La gente charcutière quadrillait également le bourg à sa façon. Ainsi, Victor Jarnot et la Veuve Menuet tenaient chacun un bout la Place de l'Eglise, tandis que Jean Poupon officiait rue Garde-Dieu. Pour sa part, Zacharie Plumelet cochonnait rue de Beslé et Morineau (dont on dit qu'il restaurait les incarcérés de la prison) œuvrait dans la rue de Redon.

Les tueurs de bœufs et de cochons sont des tendres. Le Maire de Guémené n'eut ainsi aucun mal à trouver un accord sur les prix avec ces braves gens, en s'appuyant simplement sur le cours des bêtes sur pied.

La boulange avait, en revanche, un peu de mal à sortir la tête du pétrin.

Tardif, rue Garde-Dieu ; Hamel, rue de l'Hôtel de Ville ; Houllier, Place Simon et Morisson, rue de la Chevauchardais, avaient d'abord trouvé à s'entendre avec le Maire et les prix étaient même paru dans la presse.

Mais ces braves gens se ravisèrent et vinrent, la gueule enfarinée, exprimer que ben voilà...après tout... la vie est chère, quoi...qu'ils ont des frais, une famille, des dettes...et, ayant fait volte-face, s'opposèrent à la mise en oeuvre de ces prix.

Passée une incompréhension bien naturelle face à cette résistance inopinée, la réaction du Maire de Guémené ne se fit point attendre et fut à la hauteur de l'enjeu. Ceint de son bon droit et de son écharpe, il soumit à son Conseil municipal une proposition empreinte d'une résolution tout à la fois mâle et profondément sociale.

D'abord, le prix du pain serait taxé : de 2 francs 20 à 2 francs 40, le pain de trois livres, selon le prix des farines.. Bien fait !

Mais bien sûr, on n'était pas à l'abri d'une grève. Oui, vous avez bien lu : des commerçants qu'on croyait honnêtes, auxquels nos grand-parents et nous mêmes firent confiance, prêts à affamer le peuple de Guémené !

Aussi le maire de Guémené proposa-t-il à son Conseil d'adopter une disposition radicale afin de circonvenir la rébellion des enfarinés et permettre au peuple guémenois de se nourrir : en cas de grève des boulangers ou de refus persistant d'appliquer les prix taxés, il proposait d'en appeler à l'épargne des "concitoyens" pour réunir des fonds permettant de créer des fours de coopérative. Le Communisme, quoi.

Le Conseil (à un vote contre près) suivit son maire et Guémené fut bien à deux doigts de devenir le Pétrograd (ou, si j'osais : Pétrin-grad...) des Soviets, en pleine Loire-Inférieure.
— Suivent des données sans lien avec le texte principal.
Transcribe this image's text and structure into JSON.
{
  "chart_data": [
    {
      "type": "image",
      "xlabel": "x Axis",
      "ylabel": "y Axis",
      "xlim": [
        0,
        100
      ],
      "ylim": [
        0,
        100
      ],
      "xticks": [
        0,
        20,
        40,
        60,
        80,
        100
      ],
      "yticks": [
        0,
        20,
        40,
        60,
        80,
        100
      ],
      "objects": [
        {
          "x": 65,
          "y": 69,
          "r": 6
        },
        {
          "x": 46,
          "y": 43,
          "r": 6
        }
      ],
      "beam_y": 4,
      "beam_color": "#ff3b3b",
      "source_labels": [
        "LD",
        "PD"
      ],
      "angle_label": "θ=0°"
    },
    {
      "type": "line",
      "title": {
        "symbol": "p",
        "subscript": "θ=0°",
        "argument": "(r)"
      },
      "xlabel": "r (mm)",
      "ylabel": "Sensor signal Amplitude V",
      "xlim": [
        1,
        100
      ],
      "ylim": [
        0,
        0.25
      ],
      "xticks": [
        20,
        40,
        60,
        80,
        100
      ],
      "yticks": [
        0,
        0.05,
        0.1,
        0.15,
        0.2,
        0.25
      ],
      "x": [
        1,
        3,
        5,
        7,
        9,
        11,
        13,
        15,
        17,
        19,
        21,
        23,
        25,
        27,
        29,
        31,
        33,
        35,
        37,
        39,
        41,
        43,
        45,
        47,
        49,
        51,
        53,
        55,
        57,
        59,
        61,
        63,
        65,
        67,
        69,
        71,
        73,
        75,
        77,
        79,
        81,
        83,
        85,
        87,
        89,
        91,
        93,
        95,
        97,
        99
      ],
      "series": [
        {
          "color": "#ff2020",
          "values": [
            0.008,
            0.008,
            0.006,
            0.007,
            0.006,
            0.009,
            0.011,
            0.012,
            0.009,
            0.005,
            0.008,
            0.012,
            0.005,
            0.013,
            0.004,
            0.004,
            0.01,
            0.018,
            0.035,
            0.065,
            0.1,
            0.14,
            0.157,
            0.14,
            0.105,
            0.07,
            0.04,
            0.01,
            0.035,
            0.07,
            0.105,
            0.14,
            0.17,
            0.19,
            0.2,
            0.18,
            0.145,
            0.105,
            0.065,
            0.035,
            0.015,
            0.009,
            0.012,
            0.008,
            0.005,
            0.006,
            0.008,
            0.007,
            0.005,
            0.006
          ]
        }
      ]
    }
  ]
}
Car il n'en fut heureusement rien et, sans doute impressionnée par la fermeté municipale, après quelques verres de cidres et un bon coup de gnôle probablement, la boulange rentra piteusement dans son fournil.


Cette histoire me désole un peu. J'aimais bien les Tardif, ceux des années 60, auprès de qui le dimanche, après la Grand-Messe, on achetait des gâteaux laqués de sucre, pleins de crème et ornés de fleurs de confiserie et d'angélique que nous servait une de leurs dames maquillée et coiffée, en tablier et joues roses.
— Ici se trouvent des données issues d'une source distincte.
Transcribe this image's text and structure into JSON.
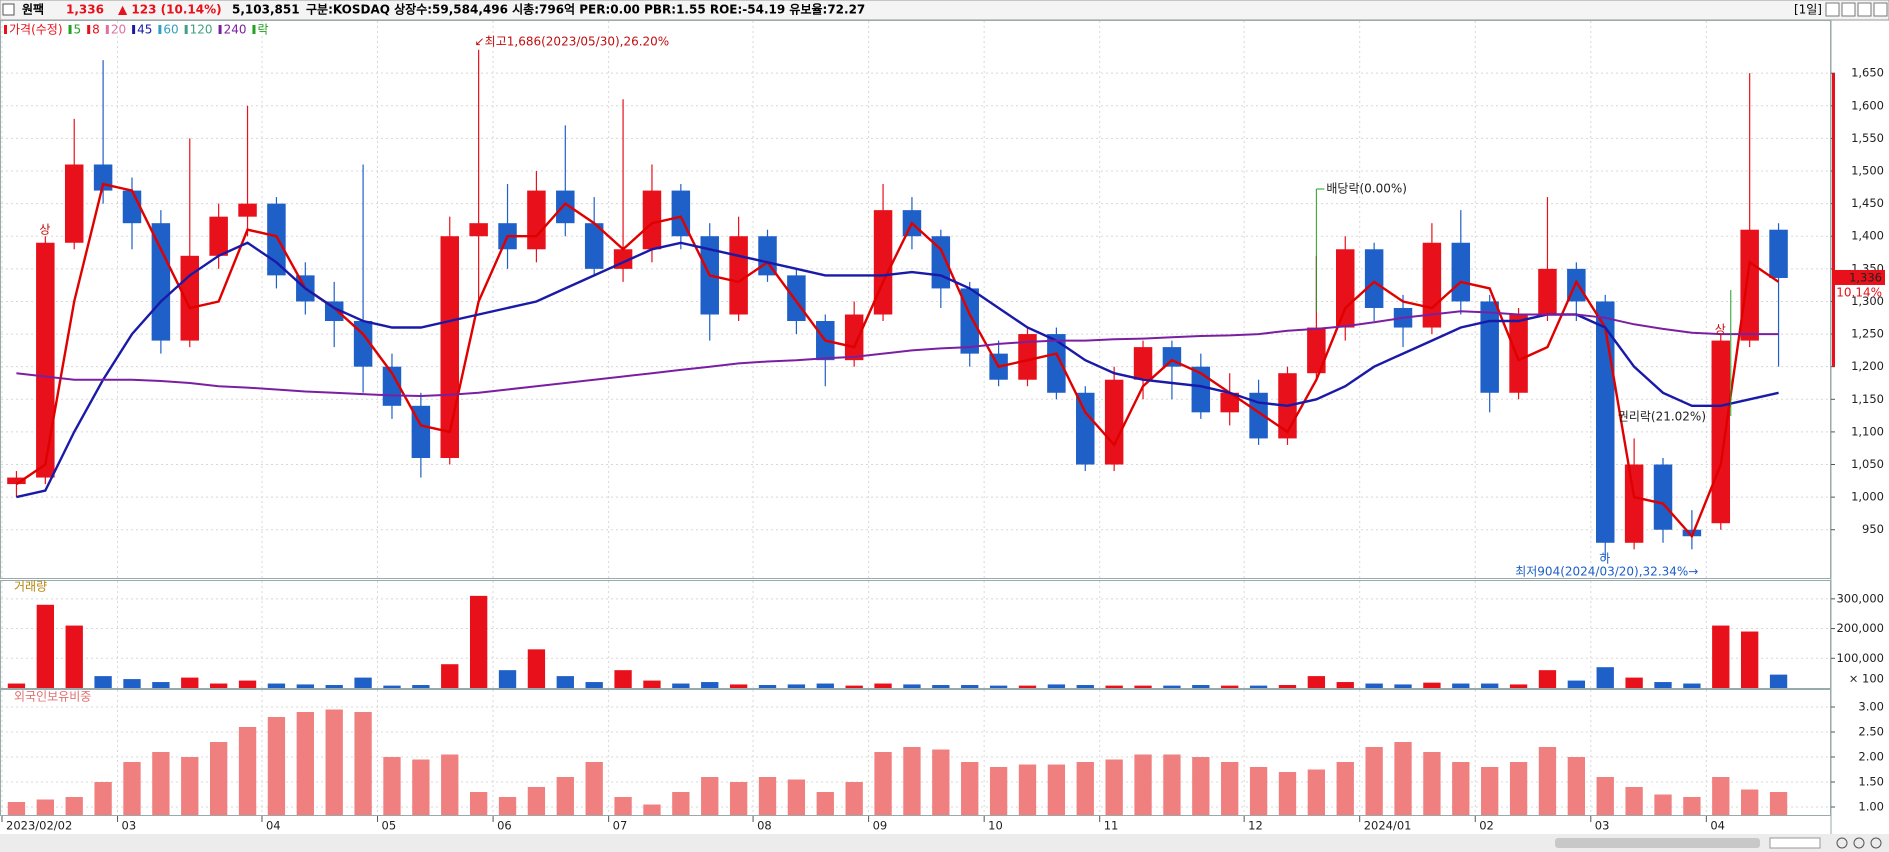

Bien loin des tumultes de l'histoire, même communale, on remontait à pied avec Grand-mère Gustine et Ma-Tante-Madeleine-qui m'a-élevé, le Boulevard, derrière l'église, portant, dans un petit emballage cartonné entouré d'un ruban étroit, le précieux dessert qui ferait la joie de notre dimanche.

2 commentaires:

  1. Ces gâteaux étaient (en partie?) confectionnés par mon oncle Jean qui était ouvrier à l'époque chez les Tardiff. Ils habitaient au dessus de la boulangerie. L'odeur du pain , le matin !!! Un régal!